The corresponding word which forms the rhyme is not always varied. "Offence" is used three times, and "defence" and "pretence" are each employed twice.
Hazlitt might have remarked, that wit was even more favoured than sense, and was used with greater laxity. A wit, in the reign of Queen Anne was not only a jester, but any author of distinction; and wit, besides its special signification, was still sometimes employed as synonymous with mind. The ordinary generic and specific meanings, already confusing and fruitful in ambiguities, were not sufficient for Pope. A wit with him was now a jester, now an author, now a poet, and now, again, was contradistinguished from poets. Wit was the intellect, the judgment, the antithesis to judgment, a joke, and poetry. The word does duty, with a perplexing want of precision, throughout the essay, and furnishes a dozen rhymes alone:
Nature to all things fixed the limits fit,
And wisely curbed proud man's pretending wit.—lines 52, 3.
One science only will one genius fit;
So vast is art, so narrow human wit.—l. 60, 1.
A perfect judge will read each work of wit
With the same spirit that its author writ.—l. 233, 4.
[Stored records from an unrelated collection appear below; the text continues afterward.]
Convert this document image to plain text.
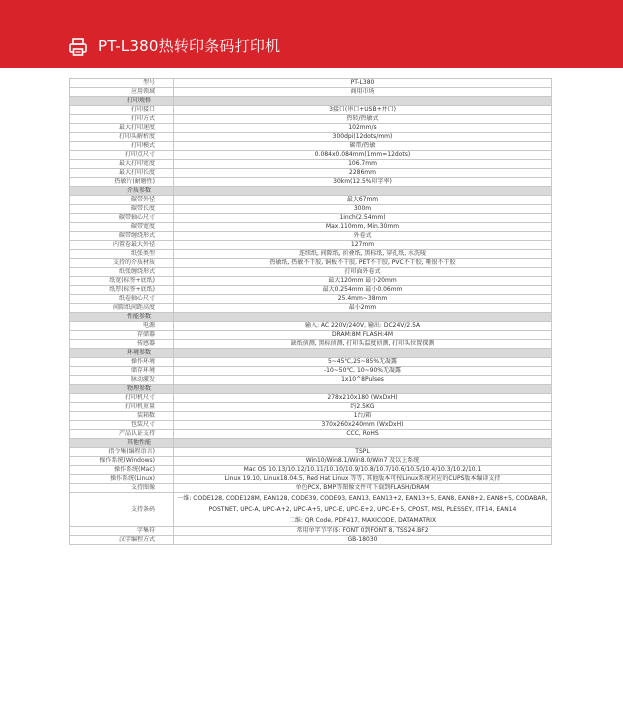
PT-L380热转印条码打印机
型号	PT-L380
应用领域	商用市场
打印规格	
打印接口	3接口(串口+USB+并口)
打印方式	热转/热敏式
最大打印速度	102mm/s
打印头解析度	300dpi(12dots/mm)
打印模式	碳带/热敏
打印点尺寸	0.084x0.084mm(1mm=12dots)
最大打印宽度	106.7mm
最大打印长度	2286mm
热敏片(耐磨性)	30km(12.5%印字率)
介质参数	
碳带外径	最大67mm
碳带长度	300m
碳带轴心尺寸	1inch(2.54mm)
碳带宽度	Max.110mm, Min.30mm
碳带缠绕形式	外卷式
内置卷最大外径	127mm
纸张类型	连续纸, 间隙纸, 折叠纸, 黑标纸, 穿孔纸, 水洗唛
支持的介质材质	热敏纸, 热敏不干胶, 铜板不干胶, PET不干胶, PVC不干胶, 哑银不干胶
纸张缠绕形式	打印面外卷式
纸宽(标签+底纸)	最大120mm 最小20mm
纸厚(标签+底纸)	最大0.254mm 最小0.06mm
纸卷轴心尺寸	25.4mm~38mm
间隙纸间距高度	最小2mm
性能参数	
电源	输入: AC 220V/240V, 输出: DC24V/2.5A
存储器	DRAM:8M FLASH:4M
传感器	缺纸侦测, 黑标侦测, 打印头温度侦测, 打印头位置探测
环境参数	
操作环境	5~45℃,25~85%无凝露
储存环境	-10~50℃, 10~90%无凝露
脉动激发	1x10^8Pulses
物理参数	
打印机尺寸	278x210x180 (WxDxH)
打印机重量	约2.5KG
装箱数	1台/箱
包装尺寸	370x260x240mm (WxDxH)
产品认证支持	CCC, RoHS
其他性能	
指令集(编程语言)	TSPL
操作系统(Windows)	Win10/Win8.1/Win8.0/Win7 及以上系统
操作系统(Mac)	Mac OS 10.13/10.12/10.11/10.10/10.9/10.8/10.7/10.6/10.5/10.4/10.3/10.2/10.1
操作系统(Linux)	Linux 19.10, Linux18.04.5, Red Hat Linux 等等, 其他版本可按Linux系统对应的CUPS版本编译支持
支持图像	单色PCX, BMP等图像文件可下载到FLASH/DRAM
支持条码	一维: CODE128, CODE128M, EAN128, CODE39, CODE93, EAN13, EAN13+2, EAN13+5, EAN8, EAN8+2, EAN8+5, CODABAR,
POSTNET, UPC-A, UPC-A+2, UPC-A+5, UPC-E, UPC-E+2, UPC-E+5, CPOST, MSI, PLESSEY, ITF14, EAN14
二维: QR Code, PDF417, MAXICODE, DATAMATRIX

字集符	常用单字节字体: FONT 0到FONT 8, TSS24.BF2
汉字编程方式	GB-18030
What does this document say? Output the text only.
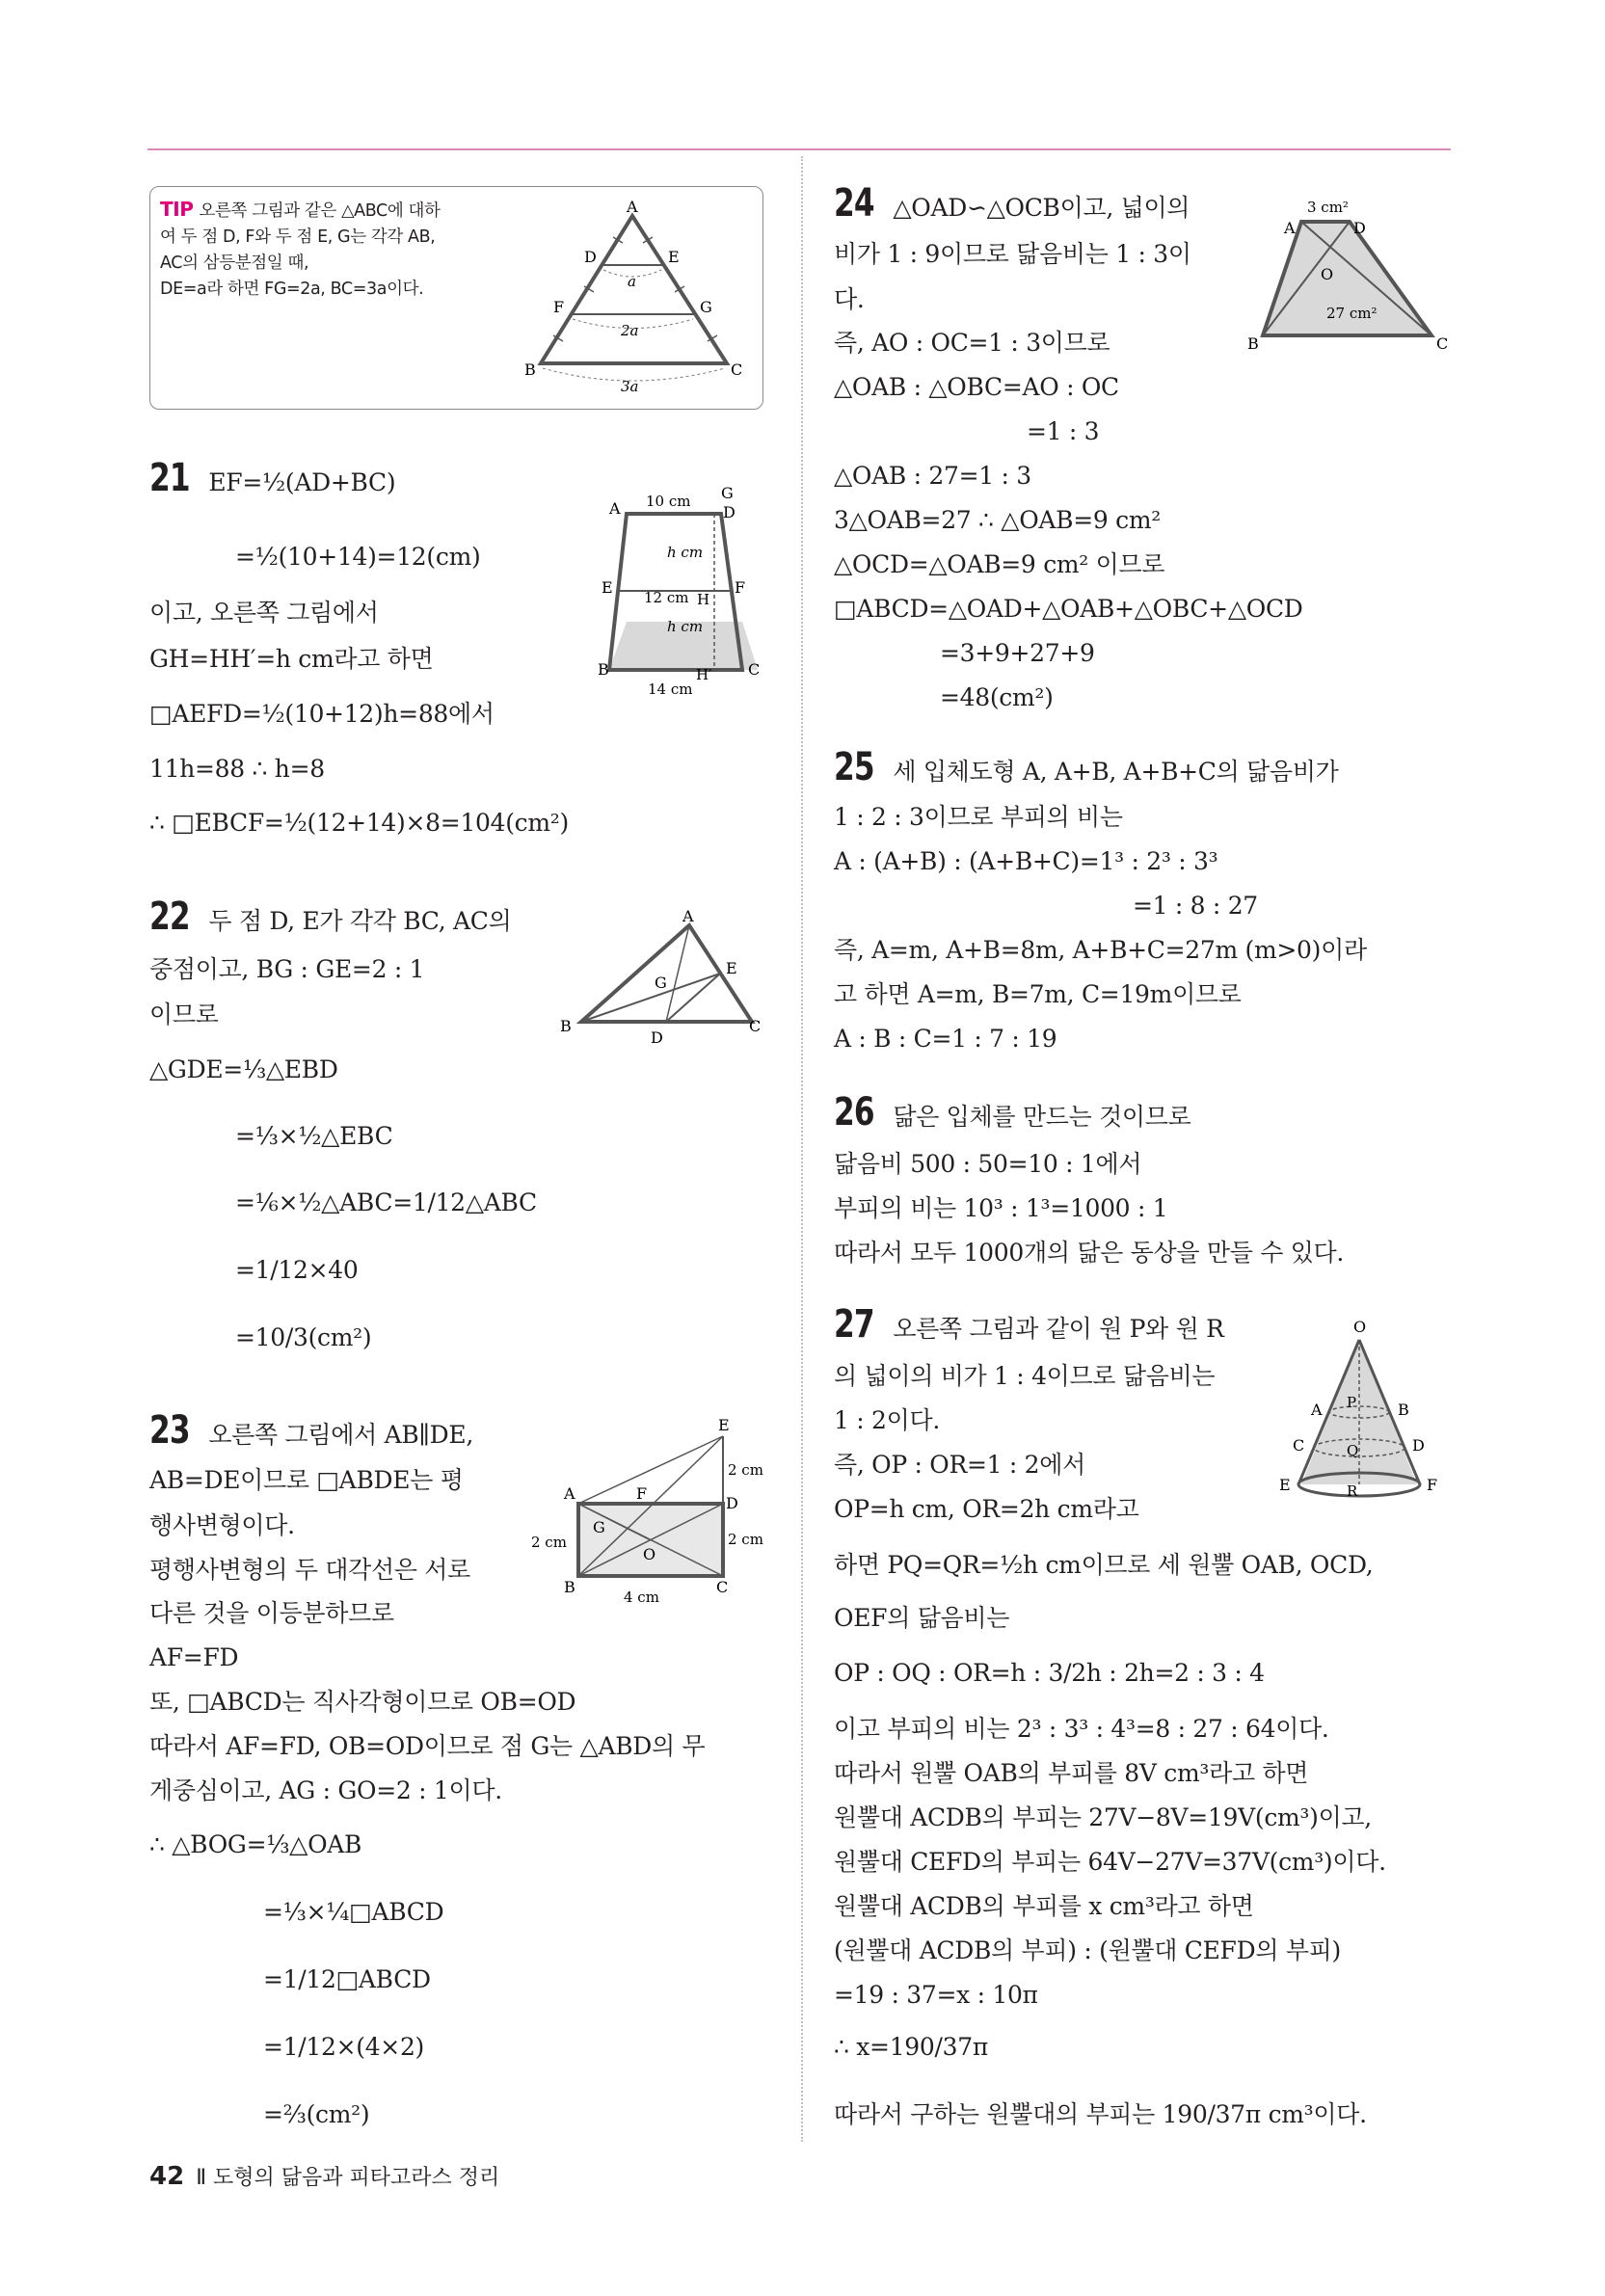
TIP 오른쪽 그림과 같은 △ABC에 대하
여 두 점 D, F와 두 점 E, G는 각각 AB,
AC의 삼등분점일 때,
DE=a라 하면 FG=2a, BC=3a이다.
A
B	C
D	E
F	G
a
2a
3a
21 EF=½(AD+BC)
=½(10+14)=12(cm)
이고, 오른쪽 그림에서
GH=HH′=h cm라고 하면
□AEFD=½(10+12)h=88에서
11h=88 ∴ h=8
∴ □EBCF=½(12+14)×8=104(cm²)
A	D
G
E	F
B	C
H
H′
10 cm
12 cm
14 cm
h cm
h cm
22 두 점 D, E가 각각 BC, AC의
중점이고, BG : GE=2 : 1
이므로
△GDE=⅓△EBD
=⅓×½△EBC
=⅙×½△ABC=1/12△ABC
=1/12×40
=10/3(cm²)
A
B	C
D
E
G
23 오른쪽 그림에서 AB∥DE,
AB=DE이므로 □ABDE는 평
행사변형이다.
평행사변형의 두 대각선은 서로
다른 것을 이등분하므로
AF=FD
또, □ABCD는 직사각형이므로 OB=OD
따라서 AF=FD, OB=OD이므로 점 G는 △ABD의 무
게중심이고, AG : GO=2 : 1이다.
∴ △BOG=⅓△OAB
=⅓×¼□ABCD
=1/12□ABCD
=1/12×(4×2)
=⅔(cm²)
A
B	C
D
E
F
G
O
4 cm
2 cm
2 cm
2 cm
24 △OAD∽△OCB이고, 넓이의
비가 1 : 9이므로 닮음비는 1 : 3이
다.
즉, AO : OC=1 : 3이므로
△OAB : △OBC=AO : OC
=1 : 3
△OAB : 27=1 : 3
3△OAB=27 ∴ △OAB=9 cm²
△OCD=△OAB=9 cm² 이므로
□ABCD=△OAD+△OAB+△OBC+△OCD
=3+9+27+9
=48(cm²)
A	D
B	C
O
3 cm²
27 cm²
25 세 입체도형 A, A+B, A+B+C의 닮음비가
1 : 2 : 3이므로 부피의 비는
A : (A+B) : (A+B+C)=1³ : 2³ : 3³
=1 : 8 : 27
즉, A=m, A+B=8m, A+B+C=27m (m>0)이라
고 하면 A=m, B=7m, C=19m이므로
A : B : C=1 : 7 : 19
26 닮은 입체를 만드는 것이므로
닮음비 500 : 50=10 : 1에서
부피의 비는 10³ : 1³=1000 : 1
따라서 모두 1000개의 닮은 동상을 만들 수 있다.
27 오른쪽 그림과 같이 원 P와 원 R
의 넓이의 비가 1 : 4이므로 닮음비는
1 : 2이다.
즉, OP : OR=1 : 2에서
OP=h cm, OR=2h cm라고
하면 PQ=QR=½h cm이므로 세 원뿔 OAB, OCD,
OEF의 닮음비는
OP : OQ : OR=h : 3/2h : 2h=2 : 3 : 4
이고 부피의 비는 2³ : 3³ : 4³=8 : 27 : 64이다.
따라서 원뿔 OAB의 부피를 8V cm³라고 하면
원뿔대 ACDB의 부피는 27V−8V=19V(cm³)이고,
원뿔대 CEFD의 부피는 64V−27V=37V(cm³)이다.
원뿔대 ACDB의 부피를 x cm³라고 하면
(원뿔대 ACDB의 부피) : (원뿔대 CEFD의 부피)
=19 : 37=x : 10π
∴ x=190/37π
따라서 구하는 원뿔대의 부피는 190/37π cm³이다.
O
A	B
C	D
E	F
P
Q
R
42 Ⅱ 도형의 닮음과 피타고라스 정리
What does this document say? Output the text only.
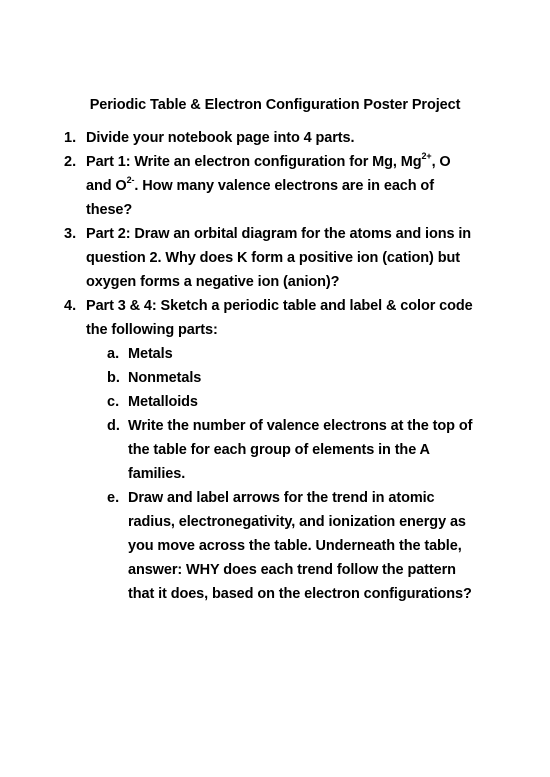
Periodic Table & Electron Configuration Poster Project
1. Divide your notebook page into 4 parts.
2. Part 1: Write an electron configuration for Mg, $Mg^{2+}$, O
and $O^{2-}$. How many valence electrons are in each of
these?
3. Part 2: Draw an orbital diagram for the atoms and ions in
question 2. Why does K form a positive ion (cation) but
oxygen forms a negative ion (anion)?
4. Part 3 & 4: Sketch a periodic table and label & color code
the following parts:
a. Metals
b. Nonmetals
c. Metalloids
d. Write the number of valence electrons at the top of
the table for each group of elements in the A
families.
e. Draw and label arrows for the trend in atomic
radius, electronegativity, and ionization energy as
you move across the table. Underneath the table,
answer: WHY does each trend follow the pattern
that it does, based on the electron configurations?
Nor lose for that malignant dull delight,
The gen'rous pleasure to be charmed with wit.—l. 237, 8.
As men of breeding, sometimes men of wit,
T'avoid great errors, must the less commit.—l. 259, 60.
Pleased with a work where nothing's just or fit;
One glaring chaos and wild heap of wit.—l. 291, 2.
As shades more sweetly recommend the light,
So modest plainness sets off sprightly wit.—l. 301, 2.
So schismatics the plain believers quit,
And are but damned for having too much wit.—l. 428, 9.